# Gross Profit Calculator

Calculate gross profit and gross profit margin. Revenue minus COGS shows how much money remains to cover operating expenses and generate net profit.

## What this calculates

Calculate your gross profit and gross profit margin in seconds. Enter your total revenue and cost of goods sold to see how much money is left after direct production costs, before operating expenses like rent, marketing, and salaries.

## Inputs

- **Revenue (Total Sales)** ($) — min 0 — Total sales revenue for the period.
- **Cost of Goods Sold (COGS)** ($) — min 0 — Direct costs to produce or purchase the goods sold (materials, labor, manufacturing).

## Outputs

- **Gross Profit** — formatted as currency — Revenue minus cost of goods sold.
- **Gross Profit Margin** — formatted as percentage — Gross profit as a percentage of revenue.
- **Cost Ratio** — formatted as percentage — COGS as a percentage of revenue.

## Details

Gross profit = revenue - cost of goods sold. If your business brings in $500,000 in revenue and spends $300,000 on COGS, your gross profit is $200,000 and your gross profit margin is 40%. That means you keep 40 cents from every dollar of sales before overhead costs.

Gross profit margin varies dramatically by industry. Software companies often enjoy margins of 70-85% because digital products have near-zero marginal cost. Grocery stores operate on thin margins of 25-30%, while restaurants typically sit around 60-65%. Manufacturing margins usually fall between 30-50% depending on the product complexity.

Gross profit is not the same as net profit. Gross profit only subtracts direct production costs (materials, direct labor, manufacturing overhead). You still need to subtract operating expenses (rent, salaries, marketing, insurance), interest, and taxes to get net profit. A healthy gross margin gives the business room to cover those expenses and still turn a profit on the bottom line.
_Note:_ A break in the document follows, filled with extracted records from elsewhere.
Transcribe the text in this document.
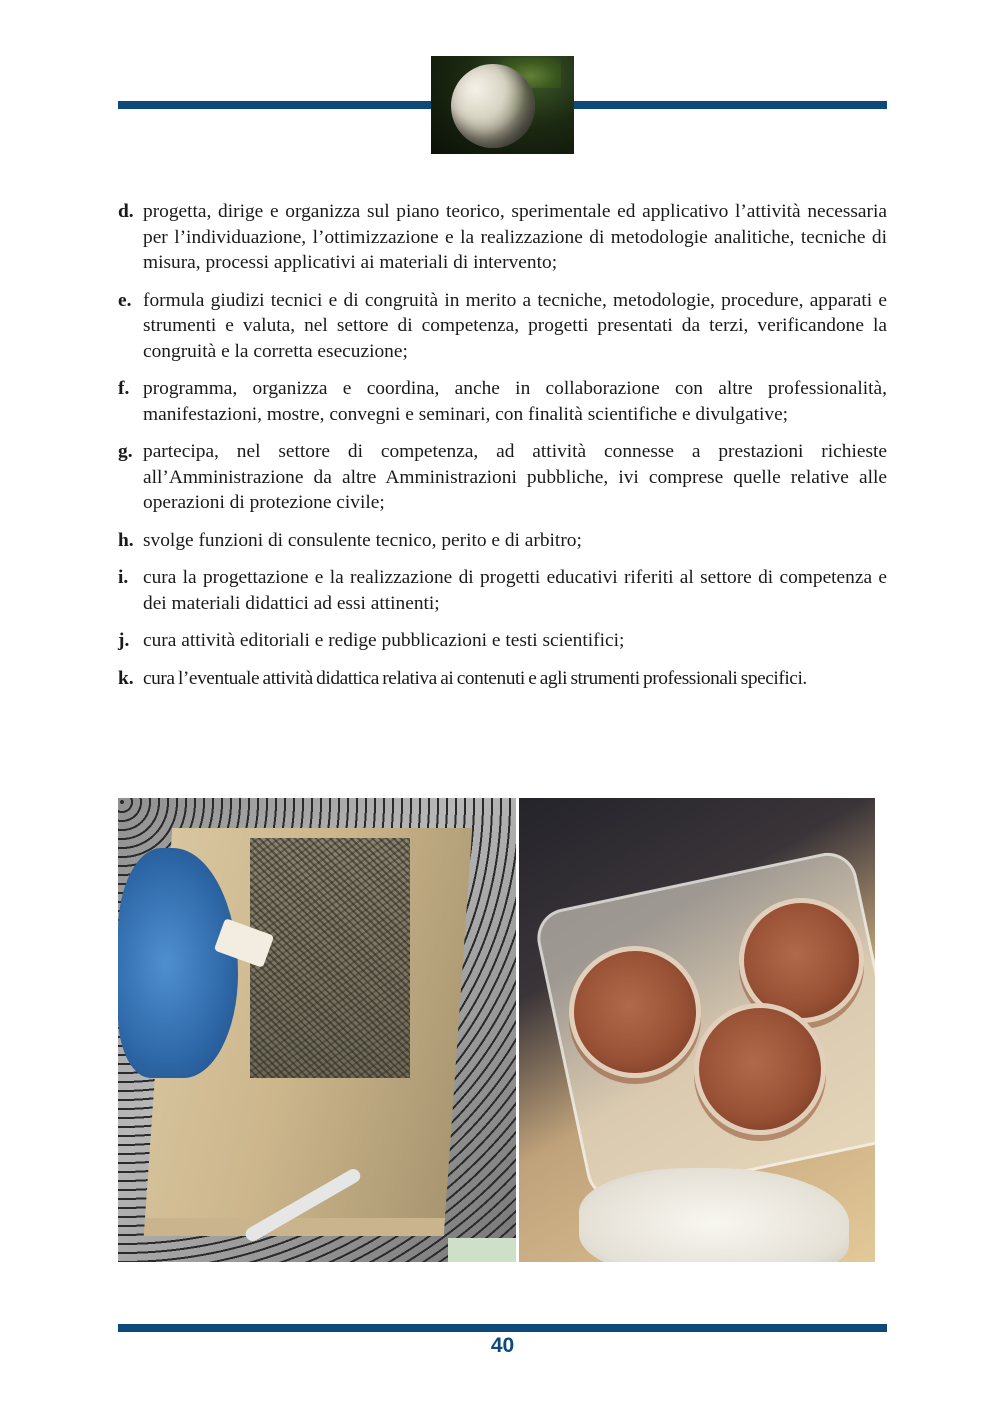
d. progetta, dirige e organizza sul piano teorico, sperimentale ed applicativo l’attività necessaria per l’individuazione, l’ottimizzazione e la realizzazione di metodologie analitiche, tecniche di misura, processi applicativi ai materiali di intervento;
e. formula giudizi tecnici e di congruità in merito a tecniche, metodologie, procedure, apparati e strumenti e valuta, nel settore di competenza, progetti presentati da terzi, verificandone la congruità e la corretta esecuzione;
f. programma, organizza e coordina, anche in collaborazione con altre professionalità, manifestazioni, mostre, convegni e seminari, con finalità scientifiche e divulgative;
g. partecipa, nel settore di competenza, ad attività connesse a prestazioni richieste all’Amministrazione da altre Amministrazioni pubbliche, ivi comprese quelle relative alle operazioni di protezione civile;
h. svolge funzioni di consulente tecnico, perito e di arbitro;
i. cura la progettazione e la realizzazione di progetti educativi riferiti al settore di competenza e dei materiali didattici ad essi attinenti;
j. cura attività editoriali e redige pubblicazioni e testi scientifici;
k. cura l’eventuale attività didattica relativa ai contenuti e agli strumenti professionali specifici.
40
## Frequently Asked Questions

**Q: What is the difference between gross profit and net profit?**

A: Gross profit is revenue minus the direct cost of producing goods (COGS). Net profit subtracts all expenses: COGS plus operating expenses, interest, and taxes. A company can have a strong gross profit but a weak net profit if operating expenses are high. Gross profit shows production efficiency, while net profit shows overall profitability.

**Q: What is included in cost of goods sold (COGS)?**

A: COGS includes all direct costs to produce or purchase the products you sell. For a manufacturer, that is raw materials, direct labor, and factory overhead. For a retailer, it is the wholesale cost of inventory. COGS does not include indirect expenses like rent, marketing, or administrative salaries. Those are operating expenses subtracted below the gross profit line.

**Q: What is a good gross profit margin?**

A: It depends on the industry. Software and tech companies often have 70-85% gross margins. Service businesses range from 50-75%. Retail and wholesale are typically 25-50%. Manufacturing sits around 30-50%. The key is to compare your margin against direct competitors. If your gross margin is significantly below the industry average, look at pricing strategy or production costs.